The GraphQL vs REST Debate is Over
Why the industry is abandoning generalized APIs in favor of highly specific Backend-for-Frontend (BFF) architectures.
The Illusion of Choice
For the past decade, backend engineering discourse has been dominated by a single, exhausting debate: REST vs. GraphQL.
REST purists argued that GraphQL was an over-engineered abomination that destroyed HTTP caching and created massive security vulnerabilities. GraphQL evangelists argued that REST was an archaic, inflexible relic that forced frontend developers to make thirty sequential round-trips just to render a user profile.
Both sides were technically correct. But strategically, the debate is over.
The winner is not REST, and the winner is not GraphQL. The winner is the Server-Driven UI paradigm, facilitated by highly specialized, purpose-built BFFs (Backend-for-Frontend).
"Stop treating your API as a generalized database proxy. Treat your API as the rendering engine for your frontend."
The Backend-for-Frontend (BFF)
The fundamental flaw in the REST vs. GraphQL debate is the assumption that a single, unified API layer can efficiently serve every possible client (web, iOS, Android, third-party integrations) while also maintaining strict decoupling from the database.
It cannot.
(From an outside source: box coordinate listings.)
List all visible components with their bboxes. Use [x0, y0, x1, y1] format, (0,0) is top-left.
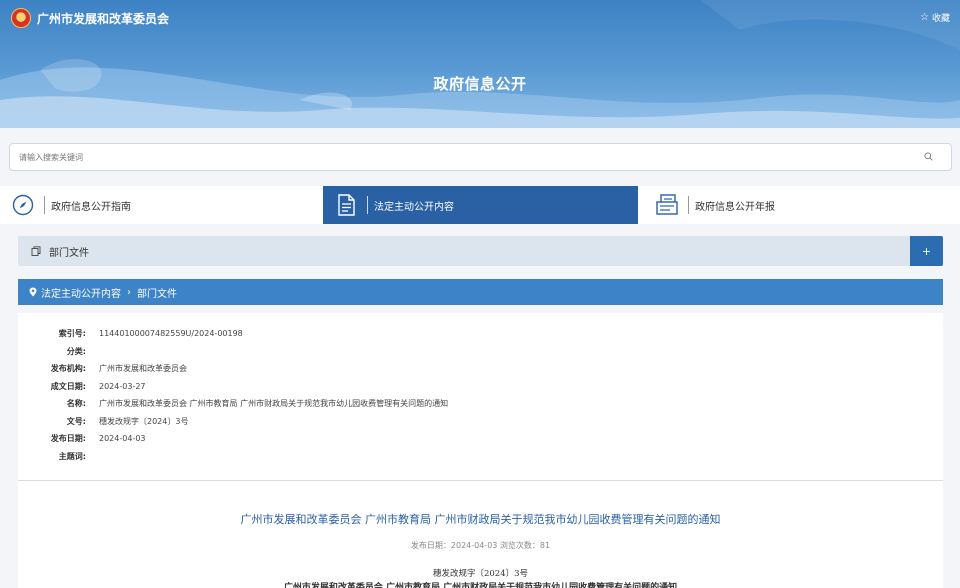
- tab-statutory-content[interactable]: 法定主动公开内容: [323, 186, 638, 224]
- meta-key: 发布日期:: [50, 434, 86, 444]
- meta-key: 文号:: [66, 416, 86, 426]
- tab-divider: [44, 196, 45, 214]
- meta-key: 成文日期:: [50, 381, 86, 391]
- meta-row: 发布日期: 2024-04-03: [18, 430, 943, 448]
- meta-key: 分类:: [66, 346, 86, 356]
- breadcrumb: 法定主动公开内容 › 部门文件: [18, 279, 943, 305]
- section-divider: [18, 480, 943, 481]
- document-title: 广州市发展和改革委员会 广州市教育局 广州市财政局关于规范我市幼儿园收费管理有关…: [240, 513, 721, 526]
- department-files-section[interactable]: 部门文件 +: [18, 236, 943, 266]
- tab-divider: [367, 196, 368, 214]
- meta-row: 名称: 广州市发展和改革委员会 广州市教育局 广州市财政局关于规范我市幼儿园收费管…: [18, 395, 943, 413]
- document-icon: [331, 190, 361, 220]
- compass-icon: [8, 190, 38, 220]
- site-title[interactable]: 广州市发展和改革委员会: [37, 10, 169, 27]
- expand-button[interactable]: +: [910, 236, 943, 266]
- breadcrumb-item[interactable]: 法定主动公开内容: [41, 285, 121, 300]
- meta-row: 分类:: [18, 343, 943, 361]
- location-pin-icon: [29, 287, 37, 297]
- document-number: 穗发改规字〔2024〕3号: [432, 569, 529, 579]
- section-label: 部门文件: [49, 247, 89, 259]
- report-icon: [652, 190, 682, 220]
- favorite-button[interactable]: ☆ 收藏: [920, 11, 950, 24]
- tab-label: 政府信息公开年报: [695, 201, 775, 213]
- meta-value: 穗发改规字〔2024〕3号: [99, 416, 189, 426]
- search-bar: [9, 143, 952, 171]
- meta-key: 发布机构:: [50, 364, 86, 374]
- breadcrumb-item[interactable]: 部门文件: [137, 285, 177, 300]
- tab-disclosure-guide[interactable]: 政府信息公开指南: [0, 186, 318, 224]
- files-icon: [31, 246, 41, 256]
- meta-row: 主题词:: [18, 448, 943, 466]
- meta-value: 广州市发展和改革委员会: [99, 364, 187, 374]
- chevron-right-icon: ›: [127, 286, 131, 298]
- meta-row: 文号: 穗发改规字〔2024〕3号: [18, 413, 943, 431]
- star-icon: ☆: [920, 12, 929, 23]
- tab-divider: [688, 196, 689, 214]
- favorite-label: 收藏: [931, 14, 950, 24]
- metadata-table: 索引号: 11440100007482559U/2024-00198 分类: 发布…: [18, 325, 943, 465]
- document-heading: 广州市发展和改革委员会 广州市教育局 广州市财政局关于规范我市幼儿园收费管理有关…: [283, 583, 678, 588]
- tab-label: 法定主动公开内容: [374, 201, 454, 213]
- meta-key: 索引号:: [58, 329, 86, 339]
- national-emblem-icon: [11, 8, 31, 28]
- page-title: 政府信息公开: [433, 75, 527, 93]
- document-info: 发布日期：2024-04-03 浏览次数：81: [410, 541, 551, 550]
- meta-value: 广州市发展和改革委员会 广州市教育局 广州市财政局关于规范我市幼儿园收费管理有关…: [99, 399, 449, 409]
- meta-value: 2024-03-27: [99, 381, 146, 391]
- meta-value: 11440100007482559U/2024-00198: [99, 329, 243, 339]
- meta-row: 成文日期: 2024-03-27: [18, 378, 943, 396]
- document-panel: 索引号: 11440100007482559U/2024-00198 分类: 发布…: [18, 313, 943, 588]
- meta-value: 2024-04-03: [99, 434, 146, 444]
- search-input[interactable]: [10, 144, 890, 170]
- tab-bar: 政府信息公开指南 法定主动公开内容 政府信息公开年报: [0, 186, 960, 224]
- meta-row: 索引号: 11440100007482559U/2024-00198: [18, 325, 943, 343]
- tab-annual-report[interactable]: 政府信息公开年报: [644, 186, 960, 224]
- meta-key: 主题词:: [58, 451, 86, 461]
- search-icon[interactable]: [924, 152, 933, 161]
- header-banner: 广州市发展和改革委员会 ☆ 收藏 政府信息公开: [0, 0, 960, 128]
- meta-key: 名称:: [66, 399, 86, 409]
- tab-label: 政府信息公开指南: [51, 201, 131, 213]
- meta-row: 发布机构: 广州市发展和改革委员会: [18, 360, 943, 378]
A generalized API is a compromised API.
The modern architectural standard is the BFF pattern. Instead of exposing a massive GraphQL graph to the entire internet, or maintaining 500 bespoke REST endpoints, you build a specific, tightly coupled micro-backend for exactly one client.
The Web BFF only serves the Web application. The iOS BFF only serves the iOS application.
The Convergence
Inside these BFFs, the technology choice (REST or GraphQL) becomes an implementation detail rather than an architectural religion.
Many teams use GraphQL internally to aggregate data from various microservices, but then expose a highly optimized, strictly typed REST-like endpoint to the specific client. Other teams use tRPC to achieve end-to-end type safety without the overhead of a GraphQL parsing engine.
The debate is over because we stopped trying to solve frontend data-fetching problems with backend architectural silver bullets. The future of data fetching is highly coupled, perfectly typed, and entirely specific to the client consuming it.